To create a charm layer using this base layer, you need only include it in
a layer.yaml file:

includes: ['layer:hadoop-client']

This will fetch this layer from interfaces.juju.solutions and incorporate
it into your charm layer. You can then add handlers under the reactive/
directory. Note that any file under reactive/ will be expected to
contain handlers, whether as Python decorated functions or executables
using the external handler protocol.

Reactive States

This layer, via the hadoop-plugin interface, will set the following states:

  • hadoop.hdfs.ready The Hadoop cluster has indicated that HDFS is ready
    to store data. Handlers reacting to this state will be passed an instance
    of the hadoop-plugin class, and can use the following methods to access
    information about HDFS:

    • hadoop.namenodes() A list of one or two NameNode addresses.
    • hadoop.hdfs_port() The port on which the NameNodes are listening.
  • hadoop.yarn.ready The Hadoop cluster has indicated that Yarn is ready
    to process data. Handlers reacting to this state will be passed an instance
    of the hadoop-plugin class, and can use the following methods to access
    information about Yarn:

    • hadoop.resourcemanagers() A list of one or two ResourceManager addresses.
    • hadoop.yarn_port() The port on which the ResourceManagers are listening.
    • hadoop.yarn_hs_ipc_port() The IPC port for the Yarn HistoryServer.
    • hadoop.yarn_hs_http_port() The HTTP port for the Yarn HistoryServer.
  • hadoop.ready The Hadoop cluster has indicated that both HDFS and Yarn
    are ready. This is a combination of the previous two states, and also provides
    an instance upon which any of the previously mentioned methods can be called.

An example using these states would be:

@when('hadoop.ready')
def configure_service(hadoop):
    update_config(
        hadoop.namenodes(), hadoop.hdfs_port(),
        hadoop.resourcemanagers(), hadoop.yarn_port())
    restart_service()

Layer Configuration

This layer supports the following options, which can be set in layer.yaml:

  • packages A list of system packages to be installed when Hadoop is
    being installed.

  • groups A list of system groups to be created when Hadoop is being
    configured.

  • users A list of system users to be created when Hadoop is being
    configured.

  • dirs A mapping of directories to be created when Hadoop is being
    configured.

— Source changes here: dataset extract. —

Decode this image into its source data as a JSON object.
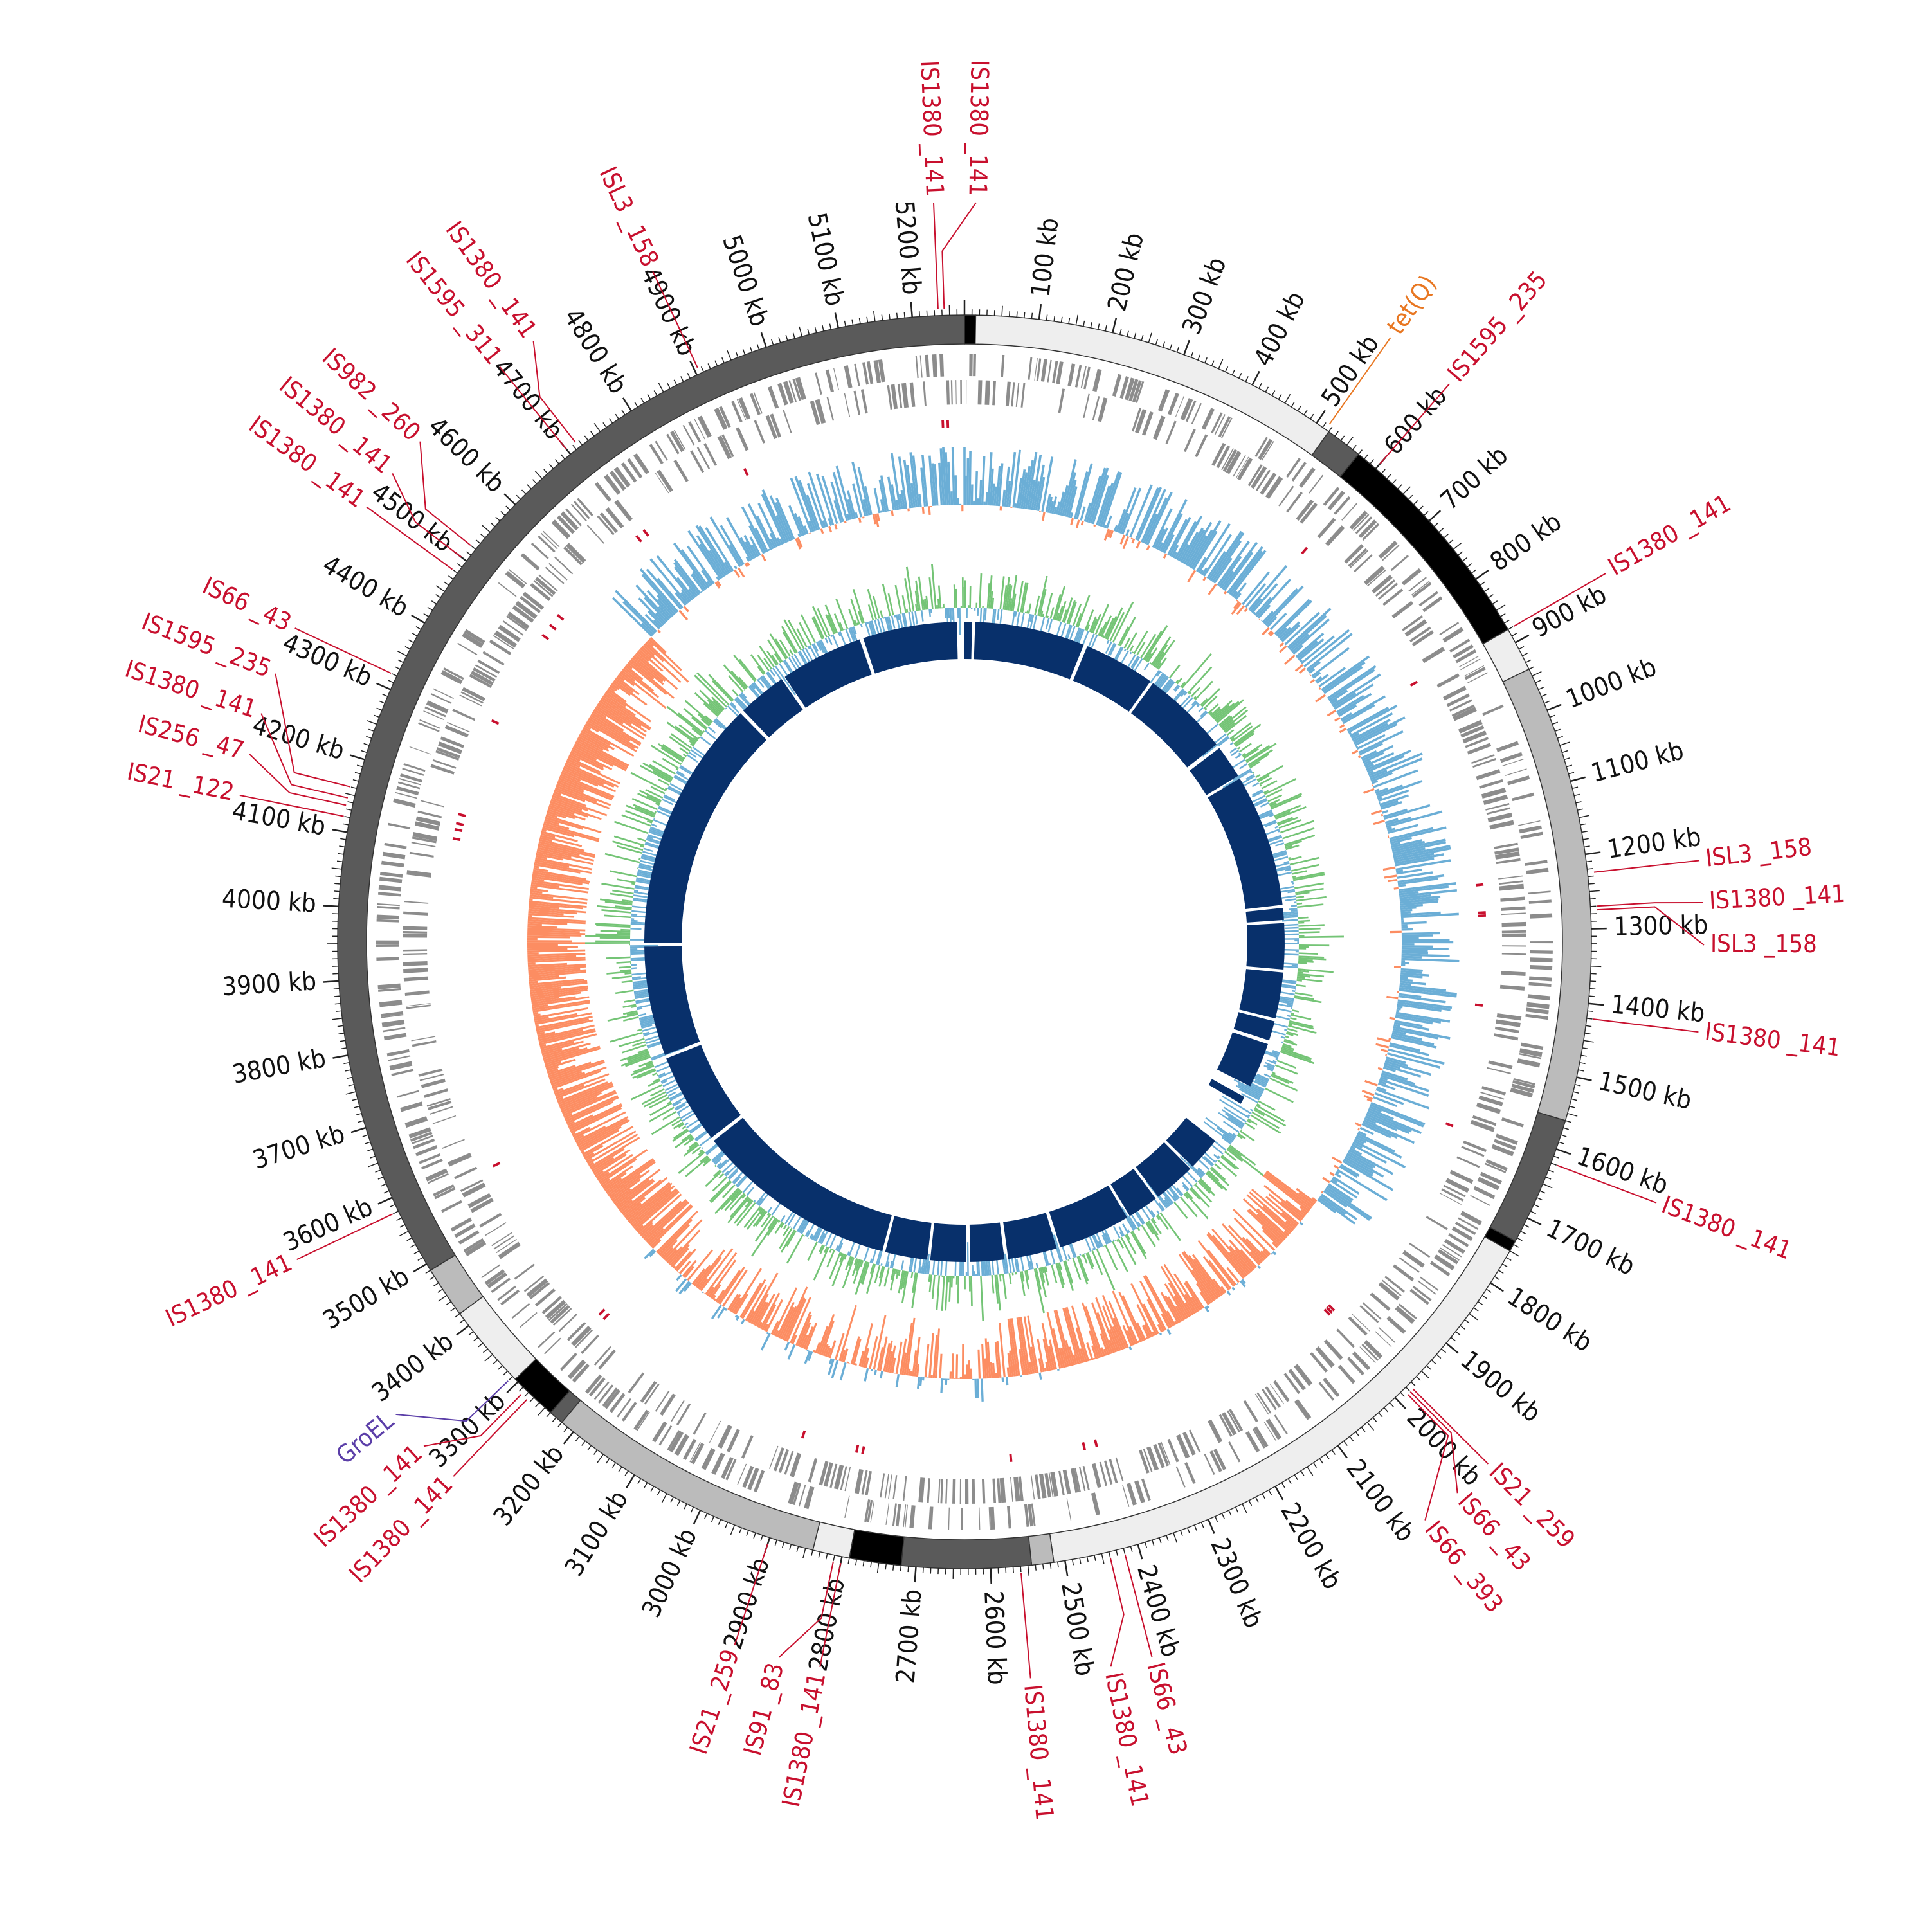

Each entry should contain the following keys:

    • path Absolute directory path.
    • perms Octal permissions.
    • owner User name to own directory.
    • group Name of group for directory.

An example layer.yaml using these options might be:

includes: ['layer:hadoop-client']
options:
  hadoop-client:
    groups: [spark]
    users: [spark]
    dirs:
      spark_home:
        path: /var/lib/spark
        perms: 0755
        owner: spark
        group: spark

Actions

This layer currently does not define any actions.